Last week I visited The Tenement Museum on the Lower East Side of Manhattan. My grandfather and his family lived there when they first emigrated to New York, after fleeing the pogroms in Russia at the turn of the 20th century. Small dark rooms. No electricity. No running water. Four toilets in the back yard for the entire building. Family piecework factories. One of my great-uncles died of TB, which he contracted in a sweatshop. No, scratch that. He died of suicide because he didn’t want to put his family through the pain and expense of a long and agonizing death.
On our tour, I was the only American. When the tour guide asked if there had once been languages spoken in our families that are no longer spoken, I was the only one to raise my hand: “Sure. Russian, Yiddish, German, Danish, French.” My ancestors lived not an American dream but an American story, like most of us. It was a relief to emerge from that dark, cramped tenement and stand in the sunshine.
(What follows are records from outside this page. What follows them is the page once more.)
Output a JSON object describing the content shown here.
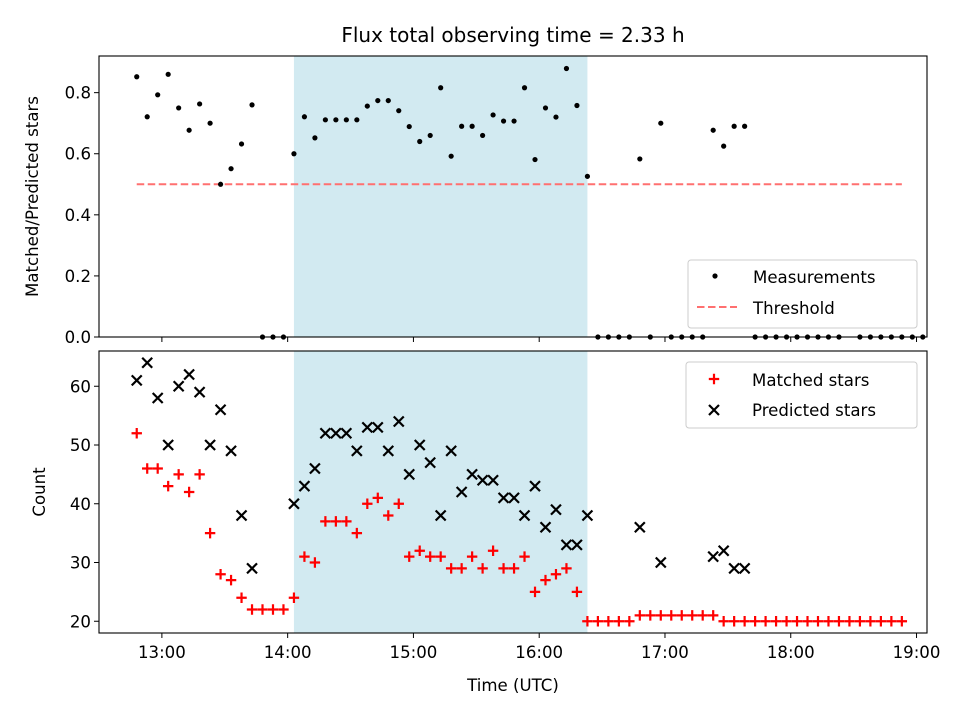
{
  "chart_data": {
    "title": "Flux total observing time = 2.33 h",
    "xlabel": "Time (UTC)",
    "xlim": [
      "12:30",
      "19:05"
    ],
    "xticks": [
      "13:00",
      "14:00",
      "15:00",
      "16:00",
      "17:00",
      "18:00",
      "19:00"
    ],
    "shaded_region": {
      "start": "14:03",
      "end": "16:23",
      "color": "#add8e6"
    },
    "panels": [
      {
        "type": "scatter",
        "ylabel": "Matched/Predicted stars",
        "ylim": [
          0,
          0.92
        ],
        "yticks": [
          "0.0",
          "0.2",
          "0.4",
          "0.6",
          "0.8"
        ],
        "legend_position": "lower right",
        "series": [
          {
            "name": "Measurements",
            "marker": "dot",
            "color": "#000000",
            "points": [
              [
                "12:48",
                0.852
              ],
              [
                "12:53",
                0.721
              ],
              [
                "12:58",
                0.793
              ],
              [
                "13:03",
                0.86
              ],
              [
                "13:08",
                0.75
              ],
              [
                "13:13",
                0.677
              ],
              [
                "13:18",
                0.763
              ],
              [
                "13:23",
                0.7
              ],
              [
                "13:28",
                0.5
              ],
              [
                "13:33",
                0.551
              ],
              [
                "13:38",
                0.632
              ],
              [
                "13:43",
                0.76
              ],
              [
                "13:48",
                0
              ],
              [
                "13:53",
                0
              ],
              [
                "13:58",
                0
              ],
              [
                "14:03",
                0.6
              ],
              [
                "14:08",
                0.721
              ],
              [
                "14:13",
                0.652
              ],
              [
                "14:18",
                0.711
              ],
              [
                "14:23",
                0.711
              ],
              [
                "14:28",
                0.711
              ],
              [
                "14:33",
                0.711
              ],
              [
                "14:38",
                0.756
              ],
              [
                "14:43",
                0.774
              ],
              [
                "14:48",
                0.774
              ],
              [
                "14:53",
                0.741
              ],
              [
                "14:58",
                0.689
              ],
              [
                "15:03",
                0.64
              ],
              [
                "15:08",
                0.66
              ],
              [
                "15:13",
                0.816
              ],
              [
                "15:18",
                0.592
              ],
              [
                "15:23",
                0.69
              ],
              [
                "15:28",
                0.69
              ],
              [
                "15:33",
                0.66
              ],
              [
                "15:38",
                0.727
              ],
              [
                "15:43",
                0.707
              ],
              [
                "15:48",
                0.707
              ],
              [
                "15:53",
                0.816
              ],
              [
                "15:58",
                0.581
              ],
              [
                "16:03",
                0.75
              ],
              [
                "16:08",
                0.72
              ],
              [
                "16:13",
                0.879
              ],
              [
                "16:18",
                0.758
              ],
              [
                "16:23",
                0.526
              ],
              [
                "16:28",
                0
              ],
              [
                "16:33",
                0
              ],
              [
                "16:38",
                0
              ],
              [
                "16:43",
                0
              ],
              [
                "16:53",
                0
              ],
              [
                "17:03",
                0
              ],
              [
                "17:08",
                0
              ],
              [
                "17:13",
                0
              ],
              [
                "17:18",
                0
              ],
              [
                "17:43",
                0
              ],
              [
                "17:48",
                0
              ],
              [
                "17:53",
                0
              ],
              [
                "17:58",
                0
              ],
              [
                "18:03",
                0
              ],
              [
                "18:08",
                0
              ],
              [
                "18:13",
                0
              ],
              [
                "18:18",
                0
              ],
              [
                "18:23",
                0
              ],
              [
                "18:33",
                0
              ],
              [
                "18:38",
                0
              ],
              [
                "18:43",
                0
              ],
              [
                "18:48",
                0
              ],
              [
                "18:53",
                0
              ],
              [
                "18:58",
                0
              ],
              [
                "19:03",
                0
              ],
              [
                "16:48",
                0.583
              ],
              [
                "16:58",
                0.7
              ],
              [
                "17:23",
                0.677
              ],
              [
                "17:28",
                0.625
              ],
              [
                "17:33",
                0.69
              ],
              [
                "17:38",
                0.69
              ]
            ]
          },
          {
            "name": "Threshold",
            "style": "dashed",
            "color": "#ff7070",
            "points": [
              [
                "12:48",
                0.5
              ],
              [
                "18:53",
                0.5
              ]
            ]
          }
        ]
      },
      {
        "type": "scatter",
        "ylabel": "Count",
        "ylim": [
          18,
          66
        ],
        "yticks": [
          "20",
          "30",
          "40",
          "50",
          "60"
        ],
        "legend_position": "upper right",
        "series": [
          {
            "name": "Matched stars",
            "marker": "plus",
            "color": "#ff0000",
            "points": [
              [
                "12:48",
                52
              ],
              [
                "12:53",
                46
              ],
              [
                "12:58",
                46
              ],
              [
                "13:03",
                43
              ],
              [
                "13:08",
                45
              ],
              [
                "13:13",
                42
              ],
              [
                "13:18",
                45
              ],
              [
                "13:23",
                35
              ],
              [
                "13:28",
                28
              ],
              [
                "13:33",
                27
              ],
              [
                "13:38",
                24
              ],
              [
                "13:43",
                22
              ],
              [
                "13:48",
                22
              ],
              [
                "13:53",
                22
              ],
              [
                "13:58",
                22
              ],
              [
                "14:03",
                24
              ],
              [
                "14:08",
                31
              ],
              [
                "14:13",
                30
              ],
              [
                "14:18",
                37
              ],
              [
                "14:23",
                37
              ],
              [
                "14:28",
                37
              ],
              [
                "14:33",
                35
              ],
              [
                "14:38",
                40
              ],
              [
                "14:43",
                41
              ],
              [
                "14:48",
                38
              ],
              [
                "14:53",
                40
              ],
              [
                "14:58",
                31
              ],
              [
                "15:03",
                32
              ],
              [
                "15:08",
                31
              ],
              [
                "15:13",
                31
              ],
              [
                "15:18",
                29
              ],
              [
                "15:23",
                29
              ],
              [
                "15:28",
                31
              ],
              [
                "15:33",
                29
              ],
              [
                "15:38",
                32
              ],
              [
                "15:43",
                29
              ],
              [
                "15:48",
                29
              ],
              [
                "15:53",
                31
              ],
              [
                "15:58",
                25
              ],
              [
                "16:03",
                27
              ],
              [
                "16:08",
                28
              ],
              [
                "16:13",
                29
              ],
              [
                "16:18",
                25
              ],
              [
                "16:23",
                20
              ],
              [
                "16:28",
                20
              ],
              [
                "16:33",
                20
              ],
              [
                "16:38",
                20
              ],
              [
                "16:43",
                20
              ],
              [
                "16:48",
                21
              ],
              [
                "16:53",
                21
              ],
              [
                "16:58",
                21
              ],
              [
                "17:03",
                21
              ],
              [
                "17:08",
                21
              ],
              [
                "17:13",
                21
              ],
              [
                "17:18",
                21
              ],
              [
                "17:23",
                21
              ],
              [
                "17:28",
                20
              ],
              [
                "17:33",
                20
              ],
              [
                "17:38",
                20
              ],
              [
                "17:43",
                20
              ],
              [
                "17:48",
                20
              ],
              [
                "17:53",
                20
              ],
              [
                "17:58",
                20
              ],
              [
                "18:03",
                20
              ],
              [
                "18:08",
                20
              ],
              [
                "18:13",
                20
              ],
              [
                "18:18",
                20
              ],
              [
                "18:23",
                20
              ],
              [
                "18:28",
                20
              ],
              [
                "18:33",
                20
              ],
              [
                "18:38",
                20
              ],
              [
                "18:43",
                20
              ],
              [
                "18:48",
                20
              ],
              [
                "18:53",
                20
              ]
            ]
          },
          {
            "name": "Predicted stars",
            "marker": "x",
            "color": "#000000",
            "points": [
              [
                "12:48",
                61
              ],
              [
                "12:53",
                64
              ],
              [
                "12:58",
                58
              ],
              [
                "13:03",
                50
              ],
              [
                "13:08",
                60
              ],
              [
                "13:13",
                62
              ],
              [
                "13:18",
                59
              ],
              [
                "13:23",
                50
              ],
              [
                "13:28",
                56
              ],
              [
                "13:33",
                49
              ],
              [
                "13:38",
                38
              ],
              [
                "13:43",
                29
              ],
              [
                "14:03",
                40
              ],
              [
                "14:08",
                43
              ],
              [
                "14:13",
                46
              ],
              [
                "14:18",
                52
              ],
              [
                "14:23",
                52
              ],
              [
                "14:28",
                52
              ],
              [
                "14:33",
                49
              ],
              [
                "14:38",
                53
              ],
              [
                "14:43",
                53
              ],
              [
                "14:48",
                49
              ],
              [
                "14:53",
                54
              ],
              [
                "14:58",
                45
              ],
              [
                "15:03",
                50
              ],
              [
                "15:08",
                47
              ],
              [
                "15:13",
                38
              ],
              [
                "15:18",
                49
              ],
              [
                "15:23",
                42
              ],
              [
                "15:28",
                45
              ],
              [
                "15:33",
                44
              ],
              [
                "15:38",
                44
              ],
              [
                "15:43",
                41
              ],
              [
                "15:48",
                41
              ],
              [
                "15:53",
                38
              ],
              [
                "15:58",
                43
              ],
              [
                "16:03",
                36
              ],
              [
                "16:08",
                39
              ],
              [
                "16:13",
                33
              ],
              [
                "16:18",
                33
              ],
              [
                "16:23",
                38
              ],
              [
                "16:48",
                36
              ],
              [
                "16:58",
                30
              ],
              [
                "17:23",
                31
              ],
              [
                "17:28",
                32
              ],
              [
                "17:33",
                29
              ],
              [
                "17:38",
                29
              ]
            ]
          }
        ]
      }
    ]
  }
}
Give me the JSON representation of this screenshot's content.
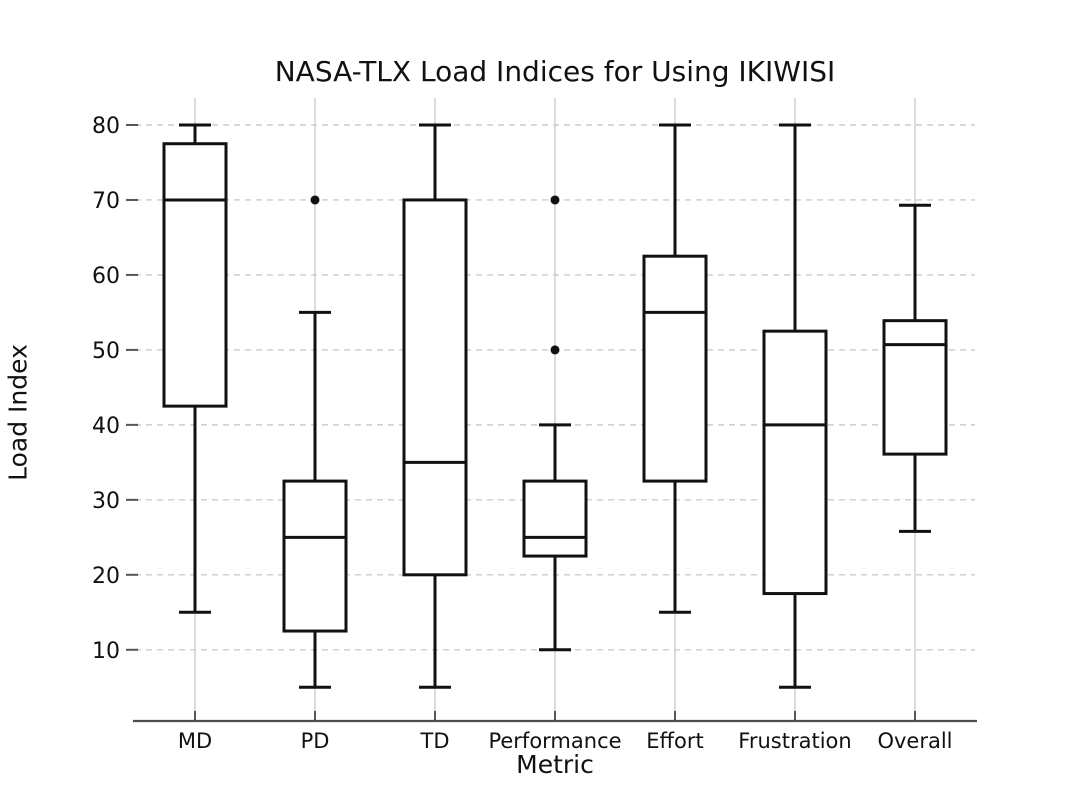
{
  "chart_data": {
    "type": "boxplot",
    "title": "NASA-TLX Load Indices for Using IKIWISI",
    "xlabel": "Metric",
    "ylabel": "Load Index",
    "categories": [
      "MD",
      "PD",
      "TD",
      "Performance",
      "Effort",
      "Frustration",
      "Overall"
    ],
    "series": [
      {
        "name": "MD",
        "whislo": 15,
        "q1": 42.5,
        "med": 70,
        "q3": 77.5,
        "whishi": 80,
        "outliers": []
      },
      {
        "name": "PD",
        "whislo": 5,
        "q1": 12.5,
        "med": 25,
        "q3": 32.5,
        "whishi": 55,
        "outliers": [
          70
        ]
      },
      {
        "name": "TD",
        "whislo": 5,
        "q1": 20,
        "med": 35,
        "q3": 70,
        "whishi": 80,
        "outliers": []
      },
      {
        "name": "Performance",
        "whislo": 10,
        "q1": 22.5,
        "med": 25,
        "q3": 32.5,
        "whishi": 40,
        "outliers": [
          50,
          70
        ]
      },
      {
        "name": "Effort",
        "whislo": 15,
        "q1": 32.5,
        "med": 55,
        "q3": 62.5,
        "whishi": 80,
        "outliers": []
      },
      {
        "name": "Frustration",
        "whislo": 5,
        "q1": 17.5,
        "med": 40,
        "q3": 52.5,
        "whishi": 80,
        "outliers": []
      },
      {
        "name": "Overall",
        "whislo": 25.8,
        "q1": 36.1,
        "med": 50.7,
        "q3": 53.9,
        "whishi": 69.3,
        "outliers": []
      }
    ],
    "yticks": [
      10,
      20,
      30,
      40,
      50,
      60,
      70,
      80
    ],
    "ylim": [
      0.5,
      83.6
    ],
    "grid": {
      "horizontal": "dashed",
      "vertical": "solid"
    },
    "legend": "none",
    "colors": {
      "box_stroke": "#111111",
      "box_fill": "#ffffff",
      "median": "#111111",
      "outlier": "#111111",
      "grid": "#cccccc",
      "axis_line": "#4d4d4d",
      "tick": "#555555",
      "text": "#111111",
      "background": "#ffffff"
    }
  }
}
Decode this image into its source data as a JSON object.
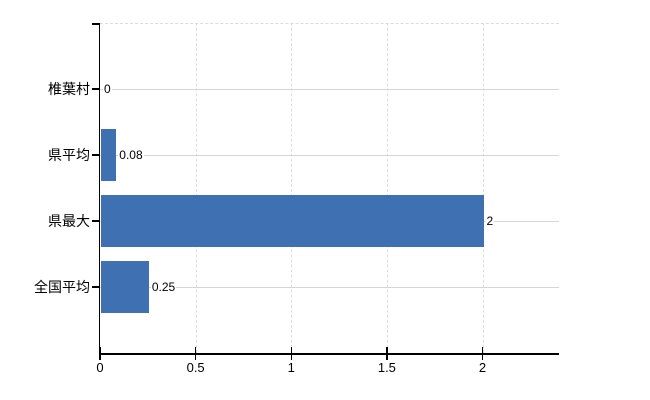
{
  "chart_data": {
    "type": "bar",
    "orientation": "horizontal",
    "title": "",
    "categories": [
      "椎葉村",
      "県平均",
      "県最大",
      "全国平均"
    ],
    "values": [
      0,
      0.08,
      2,
      0.25
    ],
    "value_labels": [
      "0",
      "0.08",
      "2",
      "0.25"
    ],
    "x_tick_values": [
      0,
      0.5,
      1,
      1.5,
      2
    ],
    "x_tick_labels": [
      "0",
      "0.5",
      "1",
      "1.5",
      "2"
    ],
    "xlim": [
      0,
      2.4
    ],
    "grid": "on",
    "legend": "none",
    "bar_color": "#3e70b2"
  },
  "colors": {
    "background": "#ffffff",
    "bar": "#3e70b2",
    "axis": "#000000",
    "gridline_solid": "#d3d8d0",
    "gridline_dashed": "#dcdcdc",
    "text": "#000000"
  }
}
On Closing the Apartment of My Grandparents of Blessed Memory, by Robyn Sarah
And then I stood for the last time in that room.
The key was in my hand. I held my ground,
and listened to the quiet that was like a sound,
and saw how the long sun of winter afternoon
fell slantwise on the floorboards, making bloom
the grain in the blond wood. (All that they owned
was once contained here.) At the window moaned
a splinter of wind. I would be going soon.
I would be going soon; but first I stood,
hearing the years turn in that emptied place
whose fullness echoed. Whose familiar smell,
of a tranquil life, lived simply, clung like a mood
or a long-loved melody there. A lingering grace.
Then I locked up, and rang the janitor’s bell.